Pyrrha & Friends: Diving into Firmware Cartography — Eloïse Brocas, Robin David
Date : 04 juin 2025 à 16:30 — 15 min.
Firmware are complex and structured files containing one or multiple OSes for the various sub-components of a device. Analyzing them implies digging into thousands of files, various hardware and software components interacting with each other where one can easily get lost in the amount of data. From a security perspective, understanding the system and identifying flaws is truly like finding a needle in the haystack. Except proprietary solution very few tooling aim at doing cartography and simplifying such analyses.
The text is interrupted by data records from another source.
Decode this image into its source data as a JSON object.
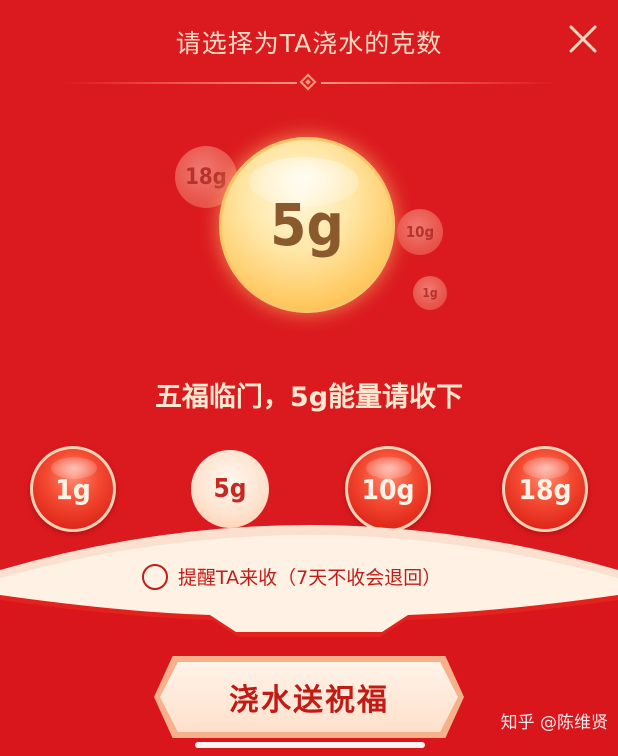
{
  "header": {
    "title": "请选择为TA浇水的克数"
  },
  "bubbles": {
    "main": "5g",
    "b18": "18g",
    "b10": "10g",
    "b1": "1g"
  },
  "subtitle": "五福临门，5g能量请收下",
  "options": [
    {
      "label": "1g"
    },
    {
      "label": "5g",
      "selected": true
    },
    {
      "label": "10g"
    },
    {
      "label": "18g"
    }
  ],
  "reminder": {
    "label": "提醒TA来收（7天不收会退回）",
    "checked": false
  },
  "submit": {
    "label": "浇水送祝福"
  },
  "watermark": "知乎 @陈维贤",
  "colors": {
    "background": "#db1a1f",
    "accent": "#ffd9c2",
    "button_text": "#c21b15"
  }
}
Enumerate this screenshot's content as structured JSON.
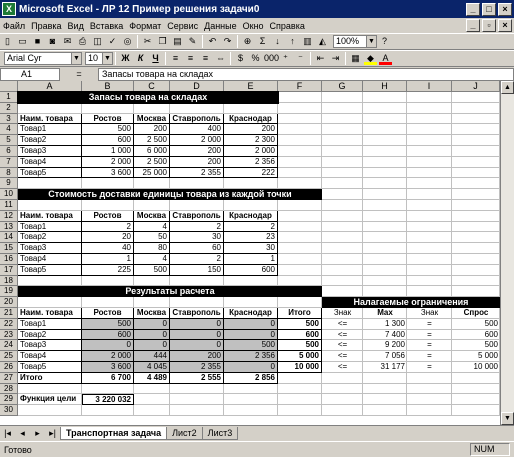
{
  "app": {
    "title": "Microsoft Excel - ЛР 12 Пример решения задачи0",
    "icon": "X"
  },
  "menu": [
    "Файл",
    "Правка",
    "Вид",
    "Вставка",
    "Формат",
    "Сервис",
    "Данные",
    "Окно",
    "Справка"
  ],
  "toolbar": {
    "font": "Arial Cyr",
    "size": "10",
    "zoom": "100%",
    "bold": "Ж",
    "italic": "К",
    "underline": "Ч"
  },
  "formula": {
    "cell_ref": "A1",
    "fx": "=",
    "content": "Запасы товара на складах"
  },
  "columns": [
    "A",
    "B",
    "C",
    "D",
    "E",
    "F",
    "G",
    "H",
    "I",
    "J"
  ],
  "rows": [
    "1",
    "2",
    "3",
    "4",
    "5",
    "6",
    "7",
    "8",
    "9",
    "10",
    "11",
    "12",
    "13",
    "14",
    "15",
    "16",
    "17",
    "18",
    "19",
    "20",
    "21",
    "22",
    "23",
    "24",
    "25",
    "26",
    "27",
    "28",
    "29",
    "30"
  ],
  "sheet": {
    "t1_title": "Запасы товара на складах",
    "t1_header": [
      "Наим. товара",
      "Ростов",
      "Москва",
      "Ставрополь",
      "Краснодар"
    ],
    "t1_rows": [
      [
        "Товар1",
        "500",
        "200",
        "400",
        "200"
      ],
      [
        "Товар2",
        "600",
        "2 500",
        "2 000",
        "2 300"
      ],
      [
        "Товар3",
        "1 000",
        "6 000",
        "200",
        "2 000"
      ],
      [
        "Товар4",
        "2 000",
        "2 500",
        "200",
        "2 356"
      ],
      [
        "Товар5",
        "3 600",
        "25 000",
        "2 355",
        "222"
      ]
    ],
    "t2_title": "Стоимость доставки единицы товара из каждой точки",
    "t2_header": [
      "Наим. товара",
      "Ростов",
      "Москва",
      "Ставрополь",
      "Краснодар"
    ],
    "t2_rows": [
      [
        "Товар1",
        "2",
        "4",
        "2",
        "2"
      ],
      [
        "Товар2",
        "20",
        "50",
        "30",
        "23"
      ],
      [
        "Товар3",
        "40",
        "80",
        "60",
        "30"
      ],
      [
        "Товар4",
        "1",
        "4",
        "2",
        "1"
      ],
      [
        "Товар5",
        "225",
        "500",
        "150",
        "600"
      ]
    ],
    "t3_title": "Результаты расчета",
    "t3_header": [
      "Наим. товара",
      "Ростов",
      "Москва",
      "Ставрополь",
      "Краснодар",
      "Итого"
    ],
    "t3_rows": [
      [
        "Товар1",
        "500",
        "0",
        "0",
        "0",
        "500"
      ],
      [
        "Товар2",
        "600",
        "0",
        "0",
        "0",
        "600"
      ],
      [
        "Товар3",
        "0",
        "0",
        "0",
        "500",
        "500"
      ],
      [
        "Товар4",
        "2 000",
        "444",
        "200",
        "2 356",
        "5 000"
      ],
      [
        "Товар5",
        "3 600",
        "4 045",
        "2 355",
        "0",
        "10 000"
      ]
    ],
    "t3_total": [
      "Итого",
      "6 700",
      "4 489",
      "2 555",
      "2 856"
    ],
    "c_title": "Налагаемые ограничения",
    "c_header": [
      "Знак",
      "Max",
      "Знак",
      "Спрос"
    ],
    "c_rows": [
      [
        "<=",
        "1 300",
        "=",
        "500"
      ],
      [
        "<=",
        "7 400",
        "=",
        "600"
      ],
      [
        "<=",
        "9 200",
        "=",
        "500"
      ],
      [
        "<=",
        "7 056",
        "=",
        "5 000"
      ],
      [
        "<=",
        "31 177",
        "=",
        "10 000"
      ]
    ],
    "goal_label": "Функция цели",
    "goal_value": "3 220 032"
  },
  "tabs": [
    "Транспортная задача",
    "Лист2",
    "Лист3"
  ],
  "status": {
    "text": "Готово",
    "num": "NUM"
  }
}
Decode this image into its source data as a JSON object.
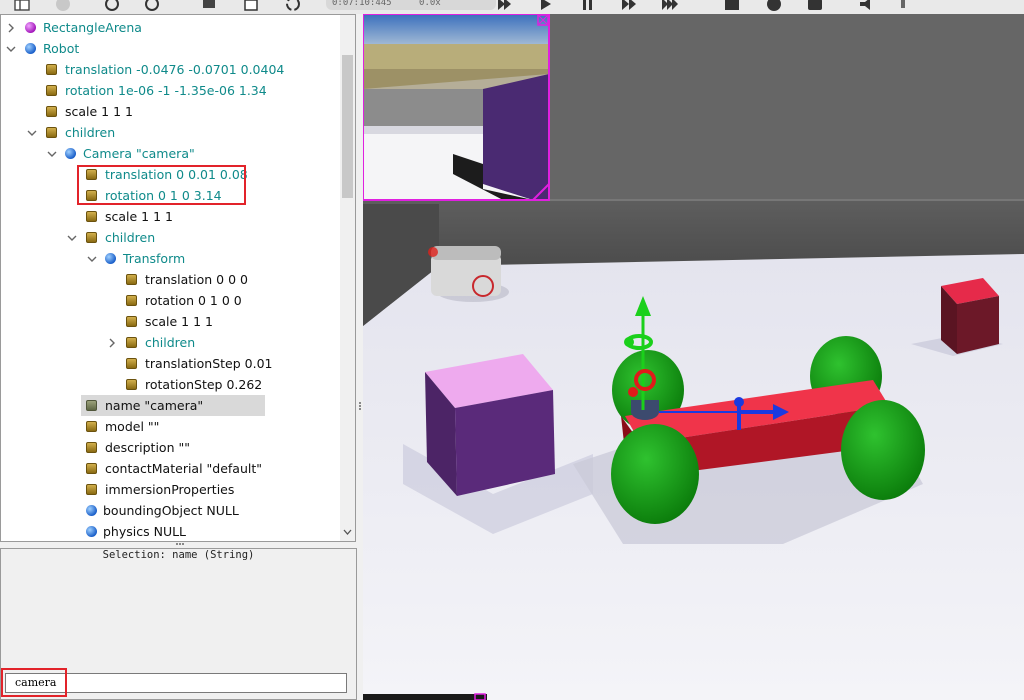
{
  "toolbar": {
    "sim_time": "0:07:10:445",
    "speed": "0.0x"
  },
  "scene_tree": {
    "rows": [
      {
        "label": "RectangleArena"
      },
      {
        "label": "Robot"
      },
      {
        "label": "translation -0.0476 -0.0701 0.0404"
      },
      {
        "label": "rotation 1e-06 -1 -1.35e-06 1.34"
      },
      {
        "label": "scale 1 1 1"
      },
      {
        "label": "children"
      },
      {
        "label": "Camera \"camera\""
      },
      {
        "label": "translation 0 0.01 0.08"
      },
      {
        "label": "rotation 0 1 0 3.14"
      },
      {
        "label": "scale 1 1 1"
      },
      {
        "label": "children"
      },
      {
        "label": "Transform"
      },
      {
        "label": "translation 0 0 0"
      },
      {
        "label": "rotation 0 1 0 0"
      },
      {
        "label": "scale 1 1 1"
      },
      {
        "label": "children"
      },
      {
        "label": "translationStep 0.01"
      },
      {
        "label": "rotationStep 0.262"
      },
      {
        "label": "name \"camera\""
      },
      {
        "label": "model \"\""
      },
      {
        "label": "description \"\""
      },
      {
        "label": "contactMaterial \"default\""
      },
      {
        "label": "immersionProperties"
      },
      {
        "label": "boundingObject NULL"
      },
      {
        "label": "physics NULL"
      }
    ]
  },
  "field_editor": {
    "selection_label": "Selection: name (String)",
    "value": "camera"
  },
  "colors": {
    "highlight": "#e2232a",
    "tree_text_teal": "#0f8a8a",
    "camera_overlay_border": "#e020e0"
  }
}
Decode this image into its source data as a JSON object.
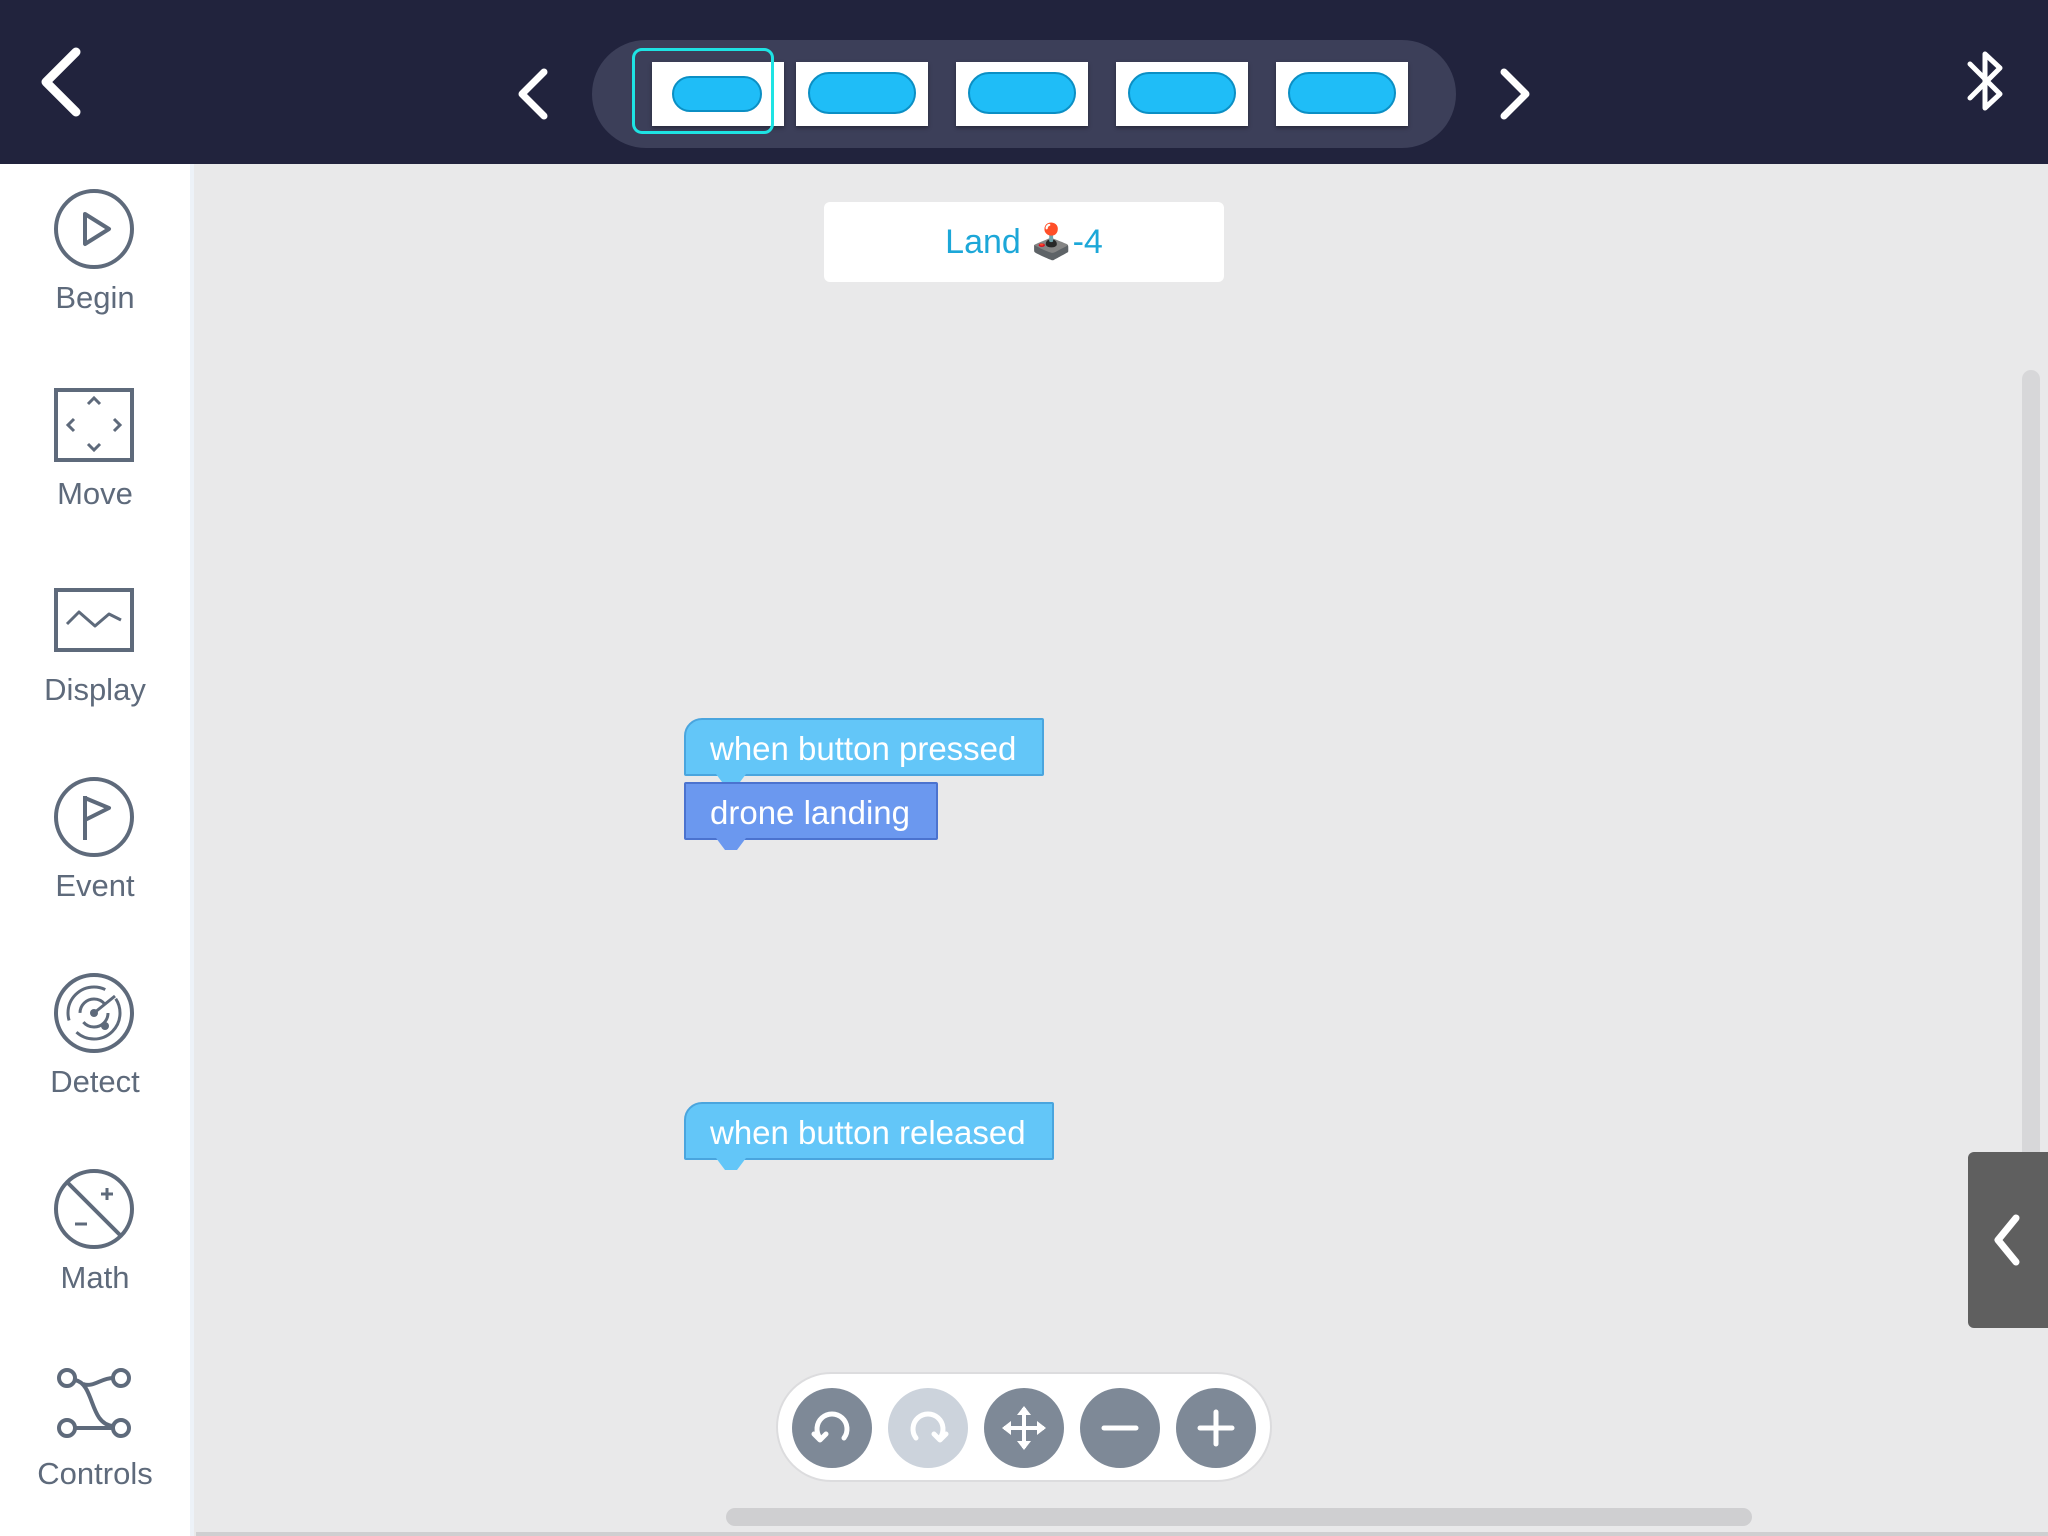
{
  "header": {
    "slots": [
      {
        "id": 1,
        "selected": true
      },
      {
        "id": 2,
        "selected": false
      },
      {
        "id": 3,
        "selected": false
      },
      {
        "id": 4,
        "selected": false
      },
      {
        "id": 5,
        "selected": false
      }
    ],
    "slot_color": "#1fbdf7",
    "selection_color": "#1ee3e3"
  },
  "sidebar": {
    "items": [
      {
        "label": "Begin",
        "icon": "play-icon"
      },
      {
        "label": "Move",
        "icon": "move-icon"
      },
      {
        "label": "Display",
        "icon": "display-icon"
      },
      {
        "label": "Event",
        "icon": "flag-icon"
      },
      {
        "label": "Detect",
        "icon": "radar-icon"
      },
      {
        "label": "Math",
        "icon": "math-icon"
      },
      {
        "label": "Controls",
        "icon": "controls-icon"
      }
    ]
  },
  "canvas": {
    "title_text": "Land ",
    "title_emoji": "🕹️",
    "title_suffix": "-4",
    "blocks": {
      "pressed": "when button pressed",
      "landing": "drone landing",
      "released": "when button released"
    }
  },
  "toolbar": {
    "buttons": [
      "undo-icon",
      "redo-icon",
      "move-canvas-icon",
      "zoom-out-icon",
      "zoom-in-icon"
    ],
    "redo_enabled": false
  },
  "colors": {
    "topbar": "#21233d",
    "event_block": "#63c6f8",
    "action_block": "#6b98ef",
    "accent_text": "#1ca7d8"
  }
}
This talk will introduce how we have combined, extended and created open-source solutions to solve this issue and help reversers in their daily tasks. The main tool of the resulting ecosystem, Pyrrha, allows users to visualize the different binaries and libraries of a firmware, their interactions and their internal structure in the form of several dependency graph databases. These latter can easily be visualized, explored and queried.
Pyrrha proposes three mappers, ie. three cartography analyses, which correspond to three detail levels. The first one enables visualizing binary files import/exports relationships to understand the global links between these files. Then, the second mapper computes the global call graph of the firmware by connecting every binaries call graphs. Finally, we provide a last mapper which displays the decompiled code of a binary and maps its call graph on top.